きぶなくんの市場のお魚雑学ブログ(魚以外もあるよ!)
カンパチのお話
2021-06-21
高級魚もところ変わればまさかの毒魚
夏に旬を迎える魚はたくさんいれど、この魚を忘れちゃいけません!大型のアジの仲間、カンパチです!
一昔前にカンパチといえば常に値段が高く、庶民には到底手が出せないほどの高級魚と言われていましたが、現在では養殖技術が発達し、天然に負けないほどの美味しさで身近に食べることができるようになりました。しかしながら現在流通している天然カンパチはほんのわずかということもあり、もし見つけたら是非食べてみることをお勧めしたいですね。
カンパチは大きくなると約1.5mにまで成長する魚でありますが、それほど大きい個体はあまり流通せず、60~70㎝くらいの美味しいとされる大きさのものが市場でよく見られます。
現在、国内には 第二背鰭(だいにせびれ)が鎌状に伸びるヒレナガカンパチと鎌状に伸びないカンパチの2種類が生息していますが、流通の際に区別されることはほとんどありません。
また、カンパチには眼上に斜めの帯模様があります。この模様を真正面から見ると漢字の八の字に見えるところから目と目の間に八の字で間八(カンパチ)という名がついたと云われています。
そんな美味しいカンパチなのですが…実は南国では注意が必要な魚でもあります。
カンパチは世界中の温帯、熱帯域に広く分布する魚です。ハワイなどの諸外国でも釣れることだってあります。しかしながら、南方の大きく育ったカンパチは肝臓や筋肉中にシガテラという毒をもっていることがあります。
この毒は暖かい海域に生息する植物プランクトン(渦鞭毛藻)に由来する毒なのですが、中毒症状が非常に多彩で、中でも「ドライアイスセンセーション」と呼ばれる知覚症状が特徴的です。この症状は水などに触れるとドライアイスに触れた、もしくは電気で痺れてしまうような感覚に陥ってしまうというものです。他にも関節痛や筋肉痛、痒みなどの症状がおこりますが、死亡率は低めです。

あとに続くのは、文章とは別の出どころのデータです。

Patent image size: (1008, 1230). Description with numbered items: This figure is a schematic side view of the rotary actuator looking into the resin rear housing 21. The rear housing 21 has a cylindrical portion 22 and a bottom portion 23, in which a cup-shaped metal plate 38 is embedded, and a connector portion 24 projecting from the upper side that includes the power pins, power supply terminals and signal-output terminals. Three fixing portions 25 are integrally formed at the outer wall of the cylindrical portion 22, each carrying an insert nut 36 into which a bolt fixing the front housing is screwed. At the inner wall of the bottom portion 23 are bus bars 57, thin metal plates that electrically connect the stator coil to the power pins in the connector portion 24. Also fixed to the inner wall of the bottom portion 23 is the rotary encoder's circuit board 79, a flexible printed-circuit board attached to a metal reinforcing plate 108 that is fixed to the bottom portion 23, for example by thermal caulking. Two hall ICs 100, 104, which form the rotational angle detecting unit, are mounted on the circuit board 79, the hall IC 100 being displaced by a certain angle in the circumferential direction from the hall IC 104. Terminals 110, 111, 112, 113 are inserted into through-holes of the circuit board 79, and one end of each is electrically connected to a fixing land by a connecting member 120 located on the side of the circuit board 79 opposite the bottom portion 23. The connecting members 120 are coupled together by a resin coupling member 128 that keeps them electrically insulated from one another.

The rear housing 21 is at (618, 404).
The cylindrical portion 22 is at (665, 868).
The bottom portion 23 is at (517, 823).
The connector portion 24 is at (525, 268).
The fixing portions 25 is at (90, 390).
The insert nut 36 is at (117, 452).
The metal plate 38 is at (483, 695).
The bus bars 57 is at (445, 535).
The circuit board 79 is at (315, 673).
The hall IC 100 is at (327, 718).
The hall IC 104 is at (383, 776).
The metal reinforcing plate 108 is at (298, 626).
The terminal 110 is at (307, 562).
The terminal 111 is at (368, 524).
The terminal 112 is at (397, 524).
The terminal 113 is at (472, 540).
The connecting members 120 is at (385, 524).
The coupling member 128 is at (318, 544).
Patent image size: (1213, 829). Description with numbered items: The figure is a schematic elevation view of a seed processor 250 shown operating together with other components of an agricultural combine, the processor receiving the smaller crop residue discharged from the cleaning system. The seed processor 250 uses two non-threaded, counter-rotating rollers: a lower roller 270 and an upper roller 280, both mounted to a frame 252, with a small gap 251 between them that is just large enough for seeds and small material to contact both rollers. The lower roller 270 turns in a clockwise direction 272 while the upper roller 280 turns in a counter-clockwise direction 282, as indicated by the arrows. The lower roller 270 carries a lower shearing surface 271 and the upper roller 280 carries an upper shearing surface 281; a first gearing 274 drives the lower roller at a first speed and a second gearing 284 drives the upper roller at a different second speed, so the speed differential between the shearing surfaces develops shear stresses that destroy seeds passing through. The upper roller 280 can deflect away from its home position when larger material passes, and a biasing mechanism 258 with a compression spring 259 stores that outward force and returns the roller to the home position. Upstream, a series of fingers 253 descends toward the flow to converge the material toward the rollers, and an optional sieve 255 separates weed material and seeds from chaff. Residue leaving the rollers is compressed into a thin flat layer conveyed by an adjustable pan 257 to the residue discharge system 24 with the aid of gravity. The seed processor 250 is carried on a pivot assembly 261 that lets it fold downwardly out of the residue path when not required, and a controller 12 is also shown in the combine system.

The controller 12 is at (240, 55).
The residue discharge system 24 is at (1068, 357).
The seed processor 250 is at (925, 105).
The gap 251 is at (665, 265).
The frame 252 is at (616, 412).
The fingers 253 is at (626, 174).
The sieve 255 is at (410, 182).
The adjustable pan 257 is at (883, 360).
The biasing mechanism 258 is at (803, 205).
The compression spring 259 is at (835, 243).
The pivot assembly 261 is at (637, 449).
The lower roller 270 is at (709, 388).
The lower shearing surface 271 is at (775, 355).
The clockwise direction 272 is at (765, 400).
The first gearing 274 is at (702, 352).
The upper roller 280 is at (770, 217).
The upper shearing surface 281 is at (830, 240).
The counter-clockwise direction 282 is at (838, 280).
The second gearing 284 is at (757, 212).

…ですが、世界的に見ても中毒患者が絶えない毒なので南方の旅先で釣り上げたカンパチや他の魚は食べる前には現地の方に確認をすることをお勧めします。
こんな話を聞くと不安になる…という方も当然いらっしゃると思いますが、海外で知らずにカンパチを食べて中毒を起こすケースは少なくないので、注意喚起のために書きました。
注意すべきは『南国のよくわからない海域で水揚げされた(釣り上げた)大きく育ったカンパチ』なので、国内に流通しているカンパチは天然、養殖問わず安全です!安心して食べてください!まして旬のカンパチは何で食べても絶品です!店頭などで見かけましたら、是非ご賞味ください!